三月に観た映画 その2
昔一度観ただけなので記憶が飛んでいたが、クライドの兄の妻役が秀逸だった。牧師の娘だったというのも象徴的だし、外見はいかにも厳格に育てられた風の真面目そうなダサ子ちゃんなのに、他の誰より卑怯で金に汚く自己チュー、ってところが何とも。いるよなあこういう人。
「冷血」ってどっちのことやねん、というのがテーマだと思われる。画面はとにかく構図や色や配置にこだわりまくっていて大変美しく見ごたえあり。セリフは最小限に抑え、無駄なシーン一切なし。アカデミー賞にノミネートされたのも納得いく。この超絶センスは兄貴系、なのかもしれないと監督及び「友人」つながりのスタッフを見つつ思う。
しかし「ノンフィクションノベル」というのは今もあるジャンルだけど、かなり心身ともにキツイみたいだ。特にトルーマンのように自分で取材する場合は。「冷血」のあと書けなくなったというのも頷ける。

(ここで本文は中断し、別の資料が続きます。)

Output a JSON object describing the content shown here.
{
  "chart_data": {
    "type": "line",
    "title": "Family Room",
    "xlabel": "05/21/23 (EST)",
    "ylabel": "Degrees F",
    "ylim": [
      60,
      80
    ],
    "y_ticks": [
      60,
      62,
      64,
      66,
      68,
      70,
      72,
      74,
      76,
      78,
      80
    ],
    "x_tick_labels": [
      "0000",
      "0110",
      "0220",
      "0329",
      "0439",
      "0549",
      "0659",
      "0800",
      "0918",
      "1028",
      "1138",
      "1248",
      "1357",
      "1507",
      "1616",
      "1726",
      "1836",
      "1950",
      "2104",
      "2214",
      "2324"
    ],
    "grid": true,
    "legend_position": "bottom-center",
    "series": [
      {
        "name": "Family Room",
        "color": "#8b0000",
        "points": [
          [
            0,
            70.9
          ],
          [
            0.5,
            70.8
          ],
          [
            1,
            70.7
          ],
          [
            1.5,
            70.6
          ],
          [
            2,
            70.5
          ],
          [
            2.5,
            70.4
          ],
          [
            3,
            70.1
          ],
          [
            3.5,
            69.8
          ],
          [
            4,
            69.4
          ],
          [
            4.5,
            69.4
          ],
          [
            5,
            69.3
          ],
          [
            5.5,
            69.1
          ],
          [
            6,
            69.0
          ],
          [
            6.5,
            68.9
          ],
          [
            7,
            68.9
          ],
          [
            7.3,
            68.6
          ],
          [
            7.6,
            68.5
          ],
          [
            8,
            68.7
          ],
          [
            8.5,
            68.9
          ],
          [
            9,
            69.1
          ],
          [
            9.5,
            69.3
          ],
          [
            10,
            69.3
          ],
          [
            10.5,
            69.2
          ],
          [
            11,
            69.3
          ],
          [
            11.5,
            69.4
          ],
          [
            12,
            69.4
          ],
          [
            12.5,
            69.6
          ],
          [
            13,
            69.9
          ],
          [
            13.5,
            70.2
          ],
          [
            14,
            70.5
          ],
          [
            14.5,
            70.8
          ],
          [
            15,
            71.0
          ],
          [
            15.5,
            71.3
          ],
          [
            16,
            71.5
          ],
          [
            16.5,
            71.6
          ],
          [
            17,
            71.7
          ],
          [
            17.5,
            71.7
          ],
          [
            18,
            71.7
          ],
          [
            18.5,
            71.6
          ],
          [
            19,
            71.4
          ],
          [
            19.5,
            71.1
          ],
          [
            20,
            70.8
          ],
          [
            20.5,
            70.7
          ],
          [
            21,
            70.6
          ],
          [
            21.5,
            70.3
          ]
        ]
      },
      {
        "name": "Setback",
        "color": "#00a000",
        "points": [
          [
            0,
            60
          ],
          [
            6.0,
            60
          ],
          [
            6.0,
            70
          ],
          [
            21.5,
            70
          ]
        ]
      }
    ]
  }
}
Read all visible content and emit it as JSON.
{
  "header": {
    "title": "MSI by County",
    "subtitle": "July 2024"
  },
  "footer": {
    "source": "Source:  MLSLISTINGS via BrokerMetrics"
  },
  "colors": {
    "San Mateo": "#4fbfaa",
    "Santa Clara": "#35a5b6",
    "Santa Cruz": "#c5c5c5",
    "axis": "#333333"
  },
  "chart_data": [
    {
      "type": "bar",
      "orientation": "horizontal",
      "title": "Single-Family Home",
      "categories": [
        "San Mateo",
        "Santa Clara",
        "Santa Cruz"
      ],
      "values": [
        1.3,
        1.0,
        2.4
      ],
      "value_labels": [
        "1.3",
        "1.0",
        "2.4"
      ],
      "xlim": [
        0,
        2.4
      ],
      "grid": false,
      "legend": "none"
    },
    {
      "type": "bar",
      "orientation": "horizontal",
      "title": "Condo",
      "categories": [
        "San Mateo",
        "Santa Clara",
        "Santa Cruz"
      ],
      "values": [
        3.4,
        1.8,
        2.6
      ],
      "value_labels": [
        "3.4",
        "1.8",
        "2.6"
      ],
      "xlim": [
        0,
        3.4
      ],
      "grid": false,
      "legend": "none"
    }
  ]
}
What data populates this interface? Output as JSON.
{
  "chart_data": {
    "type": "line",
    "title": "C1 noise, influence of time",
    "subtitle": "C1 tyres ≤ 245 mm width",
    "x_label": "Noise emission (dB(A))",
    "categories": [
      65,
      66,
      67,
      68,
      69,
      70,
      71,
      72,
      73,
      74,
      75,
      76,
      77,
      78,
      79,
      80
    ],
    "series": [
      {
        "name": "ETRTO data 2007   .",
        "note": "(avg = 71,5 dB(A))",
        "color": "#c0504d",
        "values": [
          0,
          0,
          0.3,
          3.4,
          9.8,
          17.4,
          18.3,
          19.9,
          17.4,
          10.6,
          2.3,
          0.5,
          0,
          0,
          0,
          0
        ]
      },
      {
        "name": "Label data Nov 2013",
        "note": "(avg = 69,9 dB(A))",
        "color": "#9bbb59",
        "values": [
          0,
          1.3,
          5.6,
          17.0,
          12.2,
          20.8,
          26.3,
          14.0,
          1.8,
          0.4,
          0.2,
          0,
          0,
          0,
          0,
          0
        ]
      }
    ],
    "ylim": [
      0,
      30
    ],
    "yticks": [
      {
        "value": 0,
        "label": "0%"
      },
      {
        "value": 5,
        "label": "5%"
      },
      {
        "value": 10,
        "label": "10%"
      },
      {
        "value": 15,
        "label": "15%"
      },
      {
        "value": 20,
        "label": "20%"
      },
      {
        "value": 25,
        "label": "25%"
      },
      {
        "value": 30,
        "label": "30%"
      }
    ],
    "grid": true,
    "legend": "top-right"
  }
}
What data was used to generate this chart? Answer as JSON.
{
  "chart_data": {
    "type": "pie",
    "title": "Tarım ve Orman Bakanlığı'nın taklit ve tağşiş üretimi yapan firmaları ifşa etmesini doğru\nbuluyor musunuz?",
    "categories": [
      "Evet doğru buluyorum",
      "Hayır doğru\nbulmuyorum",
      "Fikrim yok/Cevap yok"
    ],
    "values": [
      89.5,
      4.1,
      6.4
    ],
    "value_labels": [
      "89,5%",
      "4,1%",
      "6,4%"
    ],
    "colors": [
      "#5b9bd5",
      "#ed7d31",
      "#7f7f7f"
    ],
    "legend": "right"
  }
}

山口光市の母子殺人、遺族の本村さんの言葉。「(マスコミは)何故殺したのか、その背景ばかりを気にしているが、そんなことはどうでもいいことで、『どうしたら人を殺さないようにできるか』を考えるべきだと思う」
フィクションが事実に追いつけないと言われて久しいが、フィクションに出来ることはまだありそうな気がする。今のところ気がする、だけだが。